The road from my house to town parallels the route of a tidal river. This river hosts lots of interesting wildlife, including various sea ducks, geese, anadramous and saltwater fishes and sometimes, seals.
So it wasn’t a great surprise to see a large animal on an ice floe. But making a sure identification was somewhat difficult. From a distance, the critter was shaped like a porcupine, hunched up in the middle. Of course it would have had to be the world’s largest porcupine. No, it was definitely a seal.
A powerful monocular usually sits in the catchall sleeve on the door of my car. But I had taken everything out recently in order to give the car a thorough cleaning and had forgotten to replace the scope. So I had to rely upon the naked eye.
Harbor seals have spots, though, and lack the high back that this animal displayed. This seal was of a solid, slate-gray color except that the sides appeared somewhat lighter. And it had an unusually large, bulky head. All this tells me that I was looking at a hooded seal.

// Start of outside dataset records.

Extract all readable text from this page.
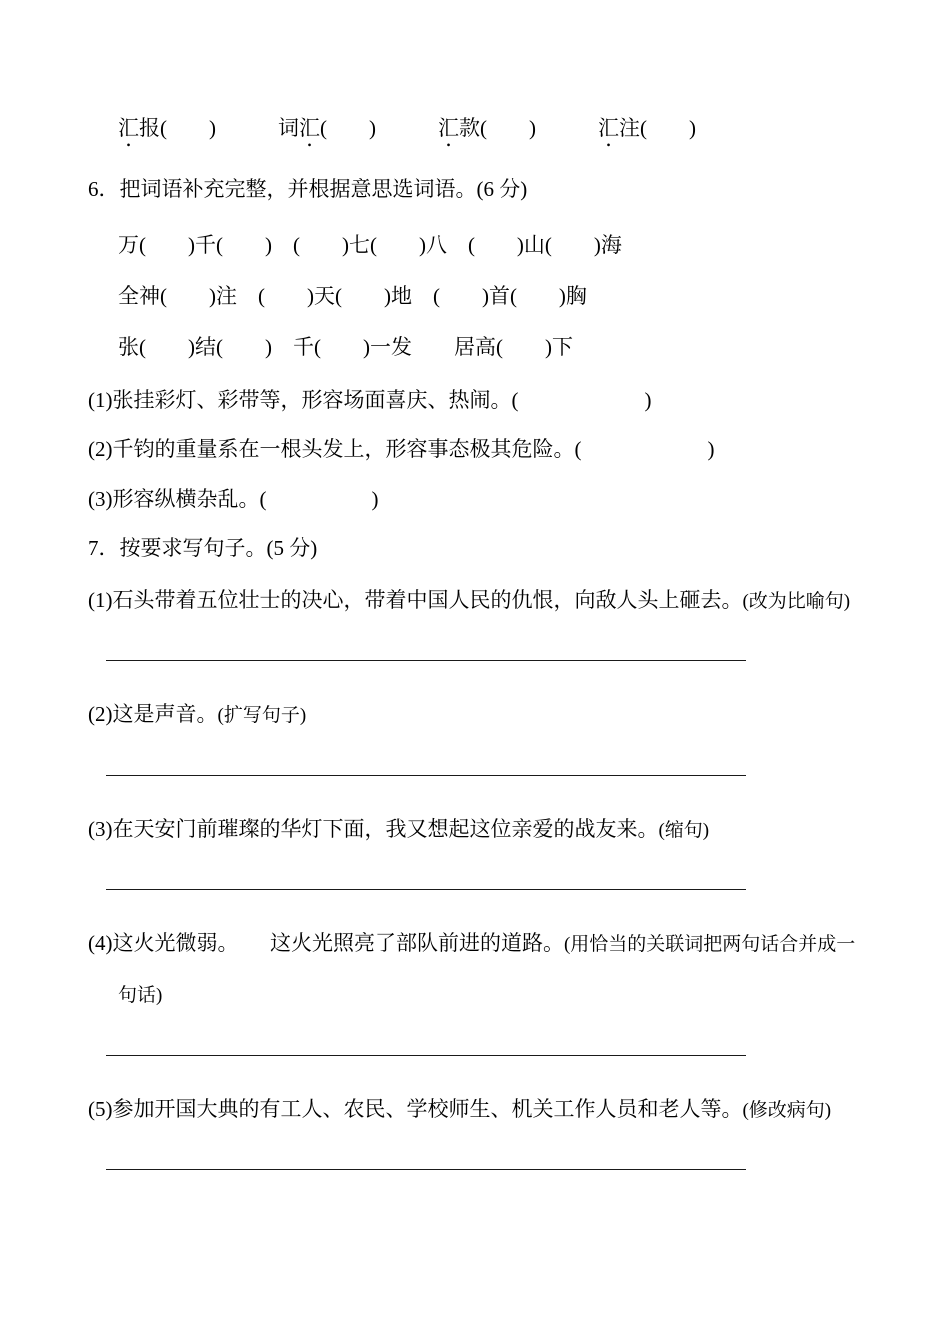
汇报(　　)	词汇(　　)	汇款(　　)	汇注(　　)

6．把词语补充完整，并根据意思选词语。(6 分)

万(　　)千(　　)　(　　)七(　　)八　(　　)山(　　)海

全神(　　)注　(　　)天(　　)地　(　　)首(　　)胸

张(　　)结(　　)　千(　　)一发　　居高(　　)下

(1)张挂彩灯、彩带等，形容场面喜庆、热闹。(　　　　　　)

(2)千钧的重量系在一根头发上，形容事态极其危险。(　　　　　　)

(3)形容纵横杂乱。(　　　　　)

7．按要求写句子。(5 分)

(1)石头带着五位壮士的决心，带着中国人民的仇恨，向敌人头上砸去。(改为比喻句)

(2)这是声音。(扩写句子)

(3)在天安门前璀璨的华灯下面，我又想起这位亲爱的战友来。(缩句)

(4)这火光微弱。　　这火光照亮了部队前进的道路。(用恰当的关联词把两句话合并成一句话)

(5)参加开国大典的有工人、农民、学校师生、机关工作人员和老人等。(修改病句)
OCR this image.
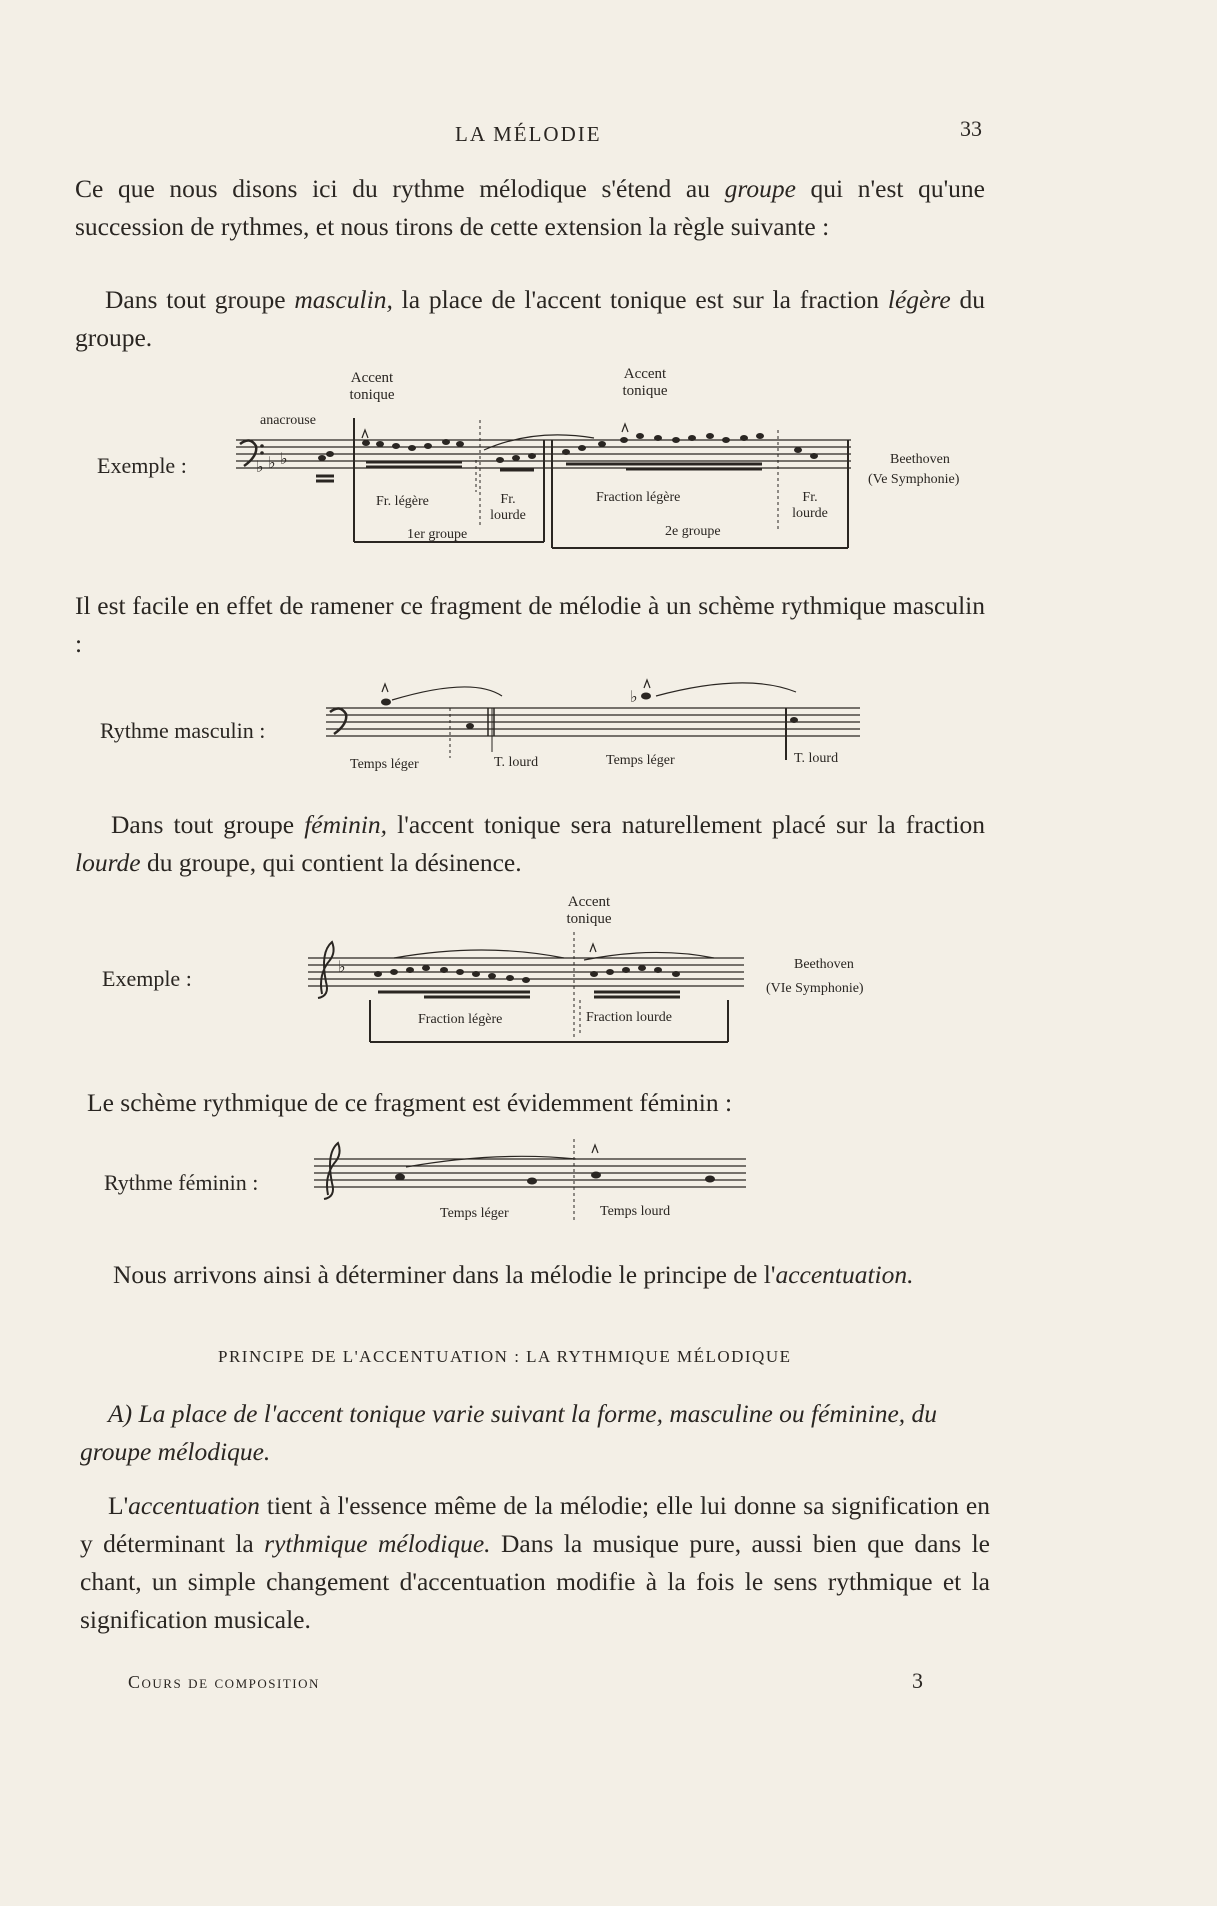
LA MÉLODIE	33
Ce que nous disons ici du rythme mélodique s'étend au groupe qui n'est qu'une succession de rythmes, et nous tirons de cette extension la règle suivante :
Dans tout groupe masculin, la place de l'accent tonique est sur la fraction légère du groupe.
Exemple :
Accent tonique
Accent tonique
anacrouse
Fr. légère	Fr. lourde
Fraction légère	Fr. lourde
1er groupe	2e groupe
Beethoven
(Ve Symphonie)
♭ ♭ ♭
Il est facile en effet de ramener ce fragment de mélodie à un schème rythmique masculin :
Rythme masculin :
Temps léger	T. lourd	Temps léger	T. lourd
♭
Dans tout groupe féminin, l'accent tonique sera naturellement placé sur la fraction lourde du groupe, qui contient la désinence.
Exemple :
Accent tonique
Fraction légère	Fraction lourde
Beethoven
(VIe Symphonie)
♭
Le schème rythmique de ce fragment est évidemment féminin :
Rythme féminin :
Temps léger	Temps lourd
Nous arrivons ainsi à déterminer dans la mélodie le principe de l'accentuation.
PRINCIPE DE L'ACCENTUATION : LA RYTHMIQUE MÉLODIQUE
A) La place de l'accent tonique varie suivant la forme, masculine ou féminine, du groupe mélodique.
L'accentuation tient à l'essence même de la mélodie; elle lui donne sa signification en y déterminant la rythmique mélodique. Dans la musique pure, aussi bien que dans le chant, un simple changement d'accentuation modifie à la fois le sens rythmique et la signification musicale.
Cours de composition	3
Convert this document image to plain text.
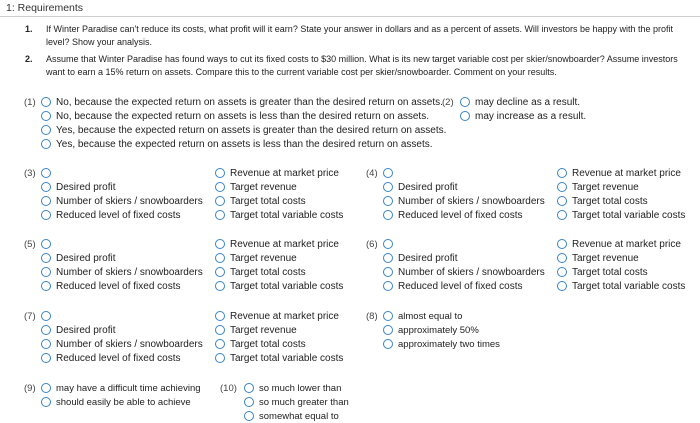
1: Requirements
1. If Winter Paradise can't reduce its costs, what profit will it earn? State your answer in dollars and as a percent of assets. Will investors be happy with the profit level? Show your analysis.
2. Assume that Winter Paradise has found ways to cut its fixed costs to $30 million. What is its new target variable cost per skier/snowboarder? Assume investors want to earn a 15% return on assets. Compare this to the current variable cost per skier/snowboarder. Comment on your results.
(1)	No, because the expected return on assets is greater than the desired return on assets.
No, because the expected return on assets is less than the desired return on assets.
Yes, because the expected return on assets is greater than the desired return on assets.
Yes, because the expected return on assets is less than the desired return on assets.
(2)	may decline as a result.
may increase as a result.
(3)
Desired profit
Number of skiers / snowboarders
Reduced level of fixed costs
Revenue at market price
Target revenue
Target total costs
Target total variable costs
(4)
Desired profit
Number of skiers / snowboarders
Reduced level of fixed costs
Revenue at market price
Target revenue
Target total costs
Target total variable costs
(5)
Desired profit
Number of skiers / snowboarders
Reduced level of fixed costs
Revenue at market price
Target revenue
Target total costs
Target total variable costs
(6)
Desired profit
Number of skiers / snowboarders
Reduced level of fixed costs
Revenue at market price
Target revenue
Target total costs
Target total variable costs
(7)
Desired profit
Number of skiers / snowboarders
Reduced level of fixed costs
Revenue at market price
Target revenue
Target total costs
Target total variable costs
(8)	almost equal to
approximately 50%
approximately two times
(9)	may have a difficult time achieving
should easily be able to achieve
(10)	so much lower than
so much greater than
somewhat equal to
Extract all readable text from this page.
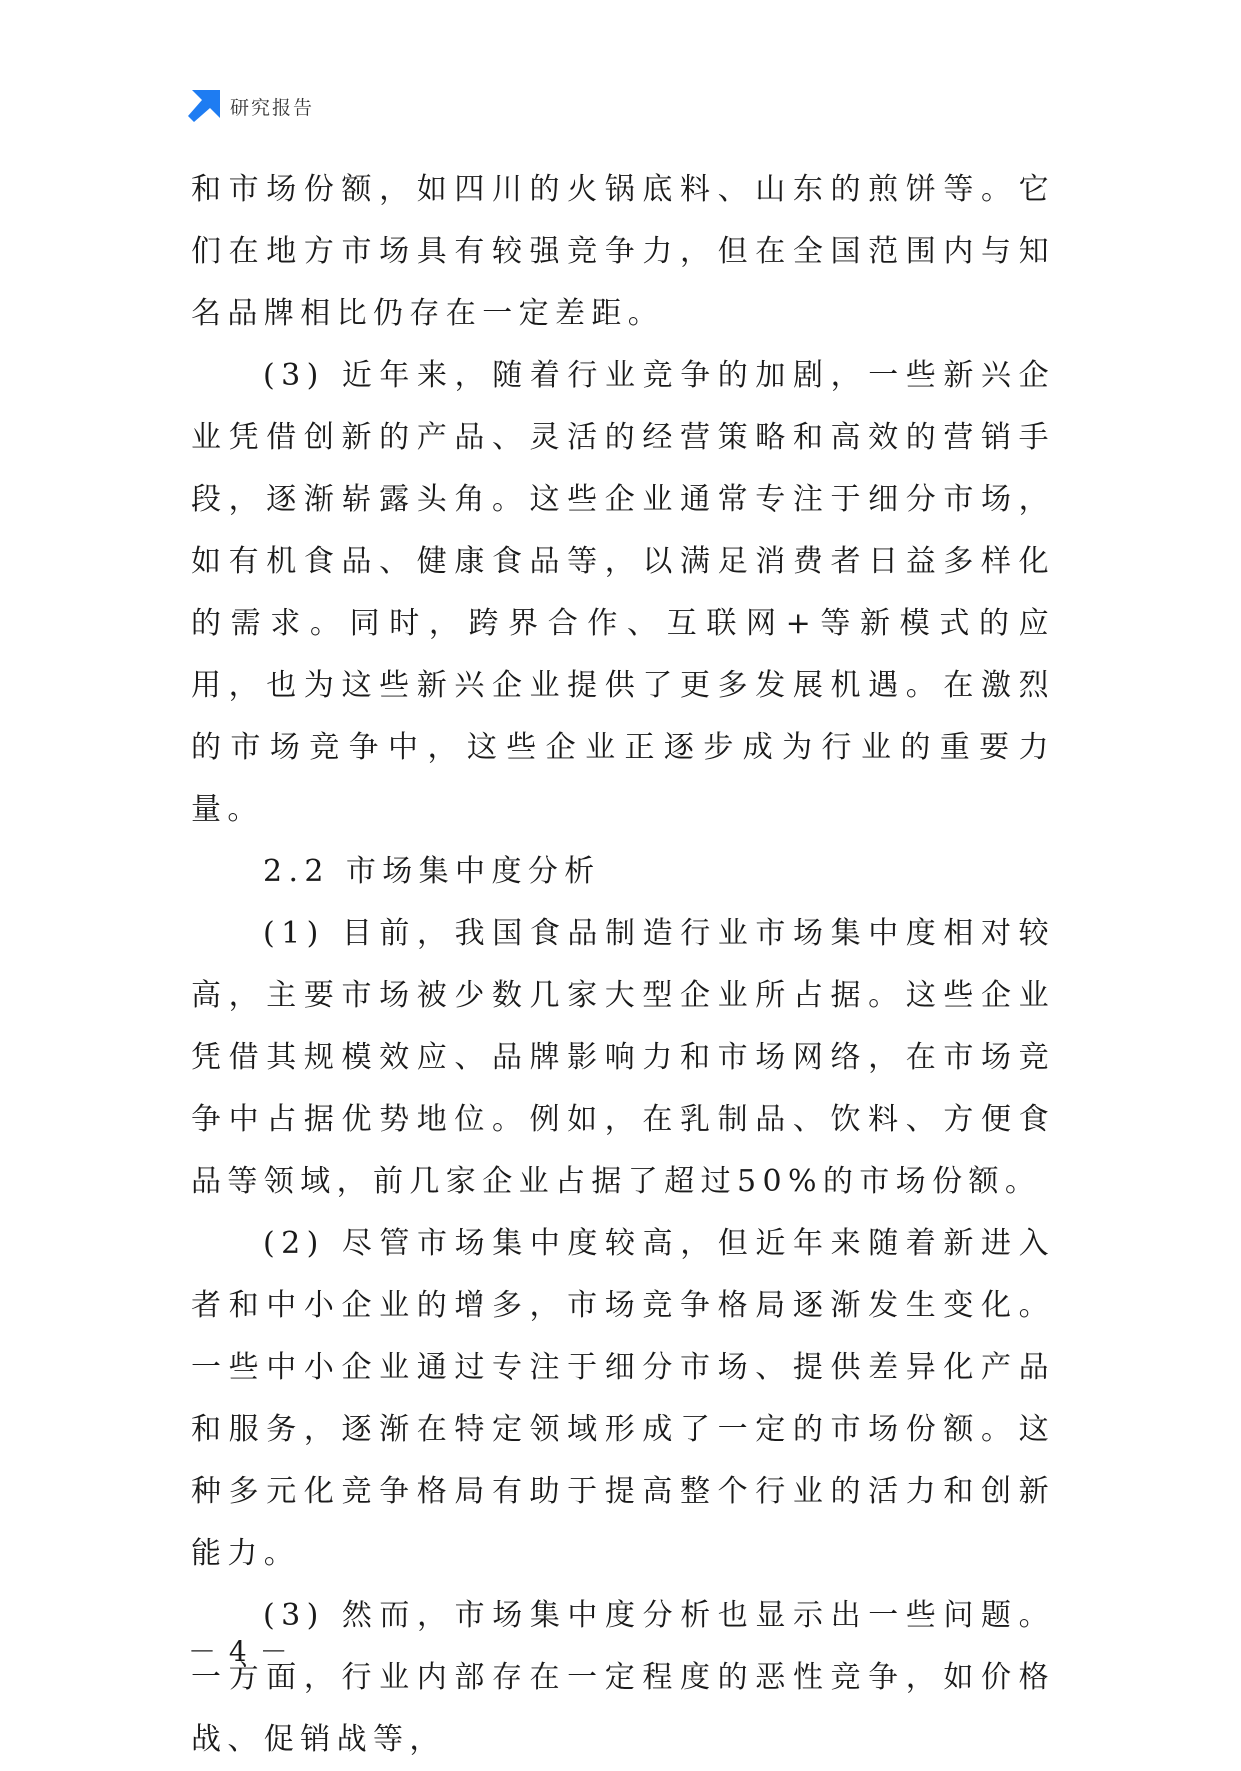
研究报告

和市场份额，如四川的火锅底料、山东的煎饼等。它们在地方市场具有较强竞争力，但在全国范围内与知名品牌相比仍存在一定差距。

(3) 近年来，随着行业竞争的加剧，一些新兴企业凭借创新的产品、灵活的经营策略和高效的营销手段，逐渐崭露头角。这些企业通常专注于细分市场，如有机食品、健康食品等，以满足消费者日益多样化的需求。同时，跨界合作、互联网+等新模式的应用，也为这些新兴企业提供了更多发展机遇。在激烈的市场竞争中，这些企业正逐步成为行业的重要力量。

2.2 市场集中度分析

(1) 目前，我国食品制造行业市场集中度相对较高，主要市场被少数几家大型企业所占据。这些企业凭借其规模效应、品牌影响力和市场网络，在市场竞争中占据优势地位。例如，在乳制品、饮料、方便食品等领域，前几家企业占据了超过50%的市场份额。

(2) 尽管市场集中度较高，但近年来随着新进入者和中小企业的增多，市场竞争格局逐渐发生变化。一些中小企业通过专注于细分市场、提供差异化产品和服务，逐渐在特定领域形成了一定的市场份额。这种多元化竞争格局有助于提高整个行业的活力和创新能力。

(3) 然而，市场集中度分析也显示出一些问题。一方面，行业内部存在一定程度的恶性竞争，如价格战、促销战等，

－ 4 －
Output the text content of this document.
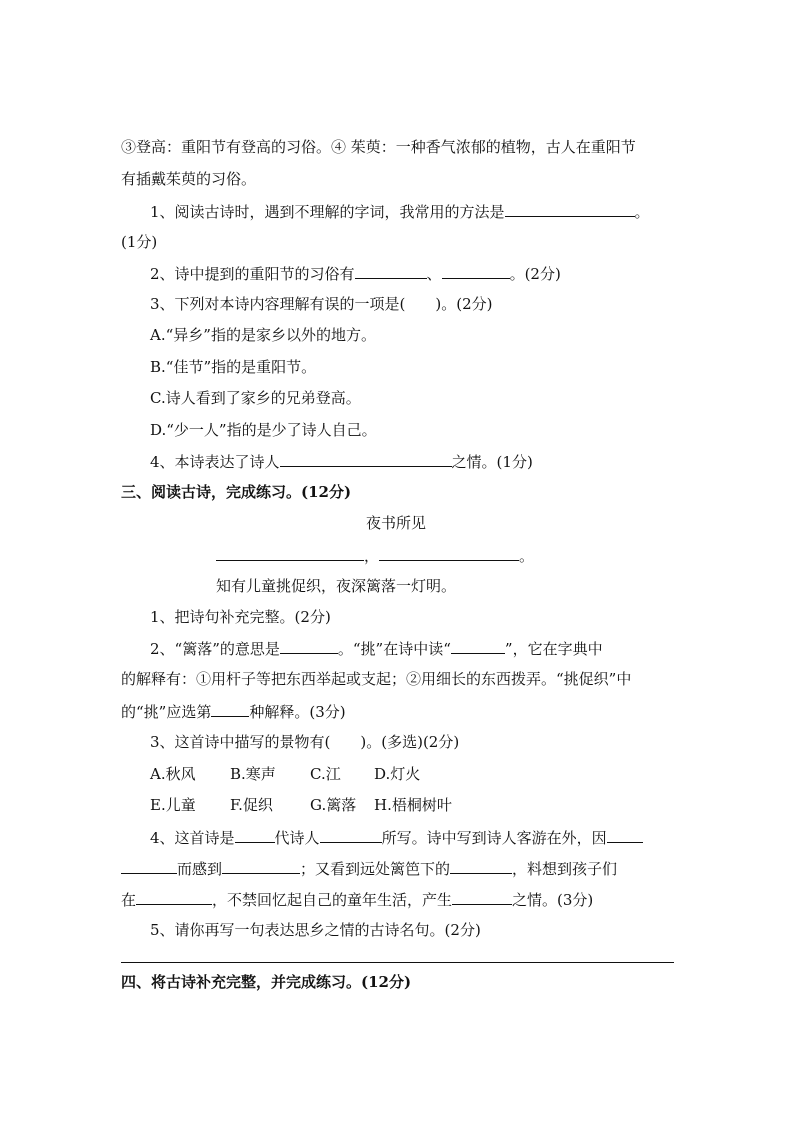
③登高：重阳节有登高的习俗。④ 茱萸：一种香气浓郁的植物，古人在重阳节
有插戴茱萸的习俗。
1、阅读古诗时，遇到不理解的字词，我常用的方法是	。
(1分)
2、诗中提到的重阳节的习俗有	、	。(2分)
3、下列对本诗内容理解有误的一项是(　　)。(2分)
A.“异乡”指的是家乡以外的地方。
B.“佳节”指的是重阳节。
C.诗人看到了家乡的兄弟登高。
D.“少一人”指的是少了诗人自己。
4、本诗表达了诗人	之情。(1分)
三、阅读古诗，完成练习。(12分)
夜书所见
，	。
知有儿童挑促织，夜深篱落一灯明。
1、把诗句补充完整。(2分)
2、“篱落”的意思是	。“挑”在诗中读“	”，它在字典中
的解释有：①用杆子等把东西举起或支起；②用细长的东西拨弄。“挑促织”中
的“挑”应选第	种解释。(3分)
3、这首诗中描写的景物有(　　)。(多选)(2分)
A.秋风 B.寒声 C.江 D.灯火
E.儿童 F.促织 G.篱落 H.梧桐树叶
4、这首诗是	代诗人	所写。诗中写到诗人客游在外，因
而感到	；又看到远处篱笆下的	，料想到孩子们
在	，不禁回忆起自己的童年生活，产生	之情。(3分)
5、请你再写一句表达思乡之情的古诗名句。(2分)
四、将古诗补充完整，并完成练习。(12分)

With the mystery solved, I sat on some guardrails and watched the seal as it slowly slid downstream. The tide was running out and the seal was headed for the harbor. A warm, spring sun shone down on the river and the seal appeared to be enjoying the warm spell. It occasionally shifted its weight and moved its head around, as if taking in the scenery.
I imagined that the seal was enjoying itself immensely, doing what seals do on a fine, spring day. I wished that I could have stayed to watch the seal and ice floe disappear from sight, but business called. Nevertheless, I was grateful for such cheery, inspirational entertainment.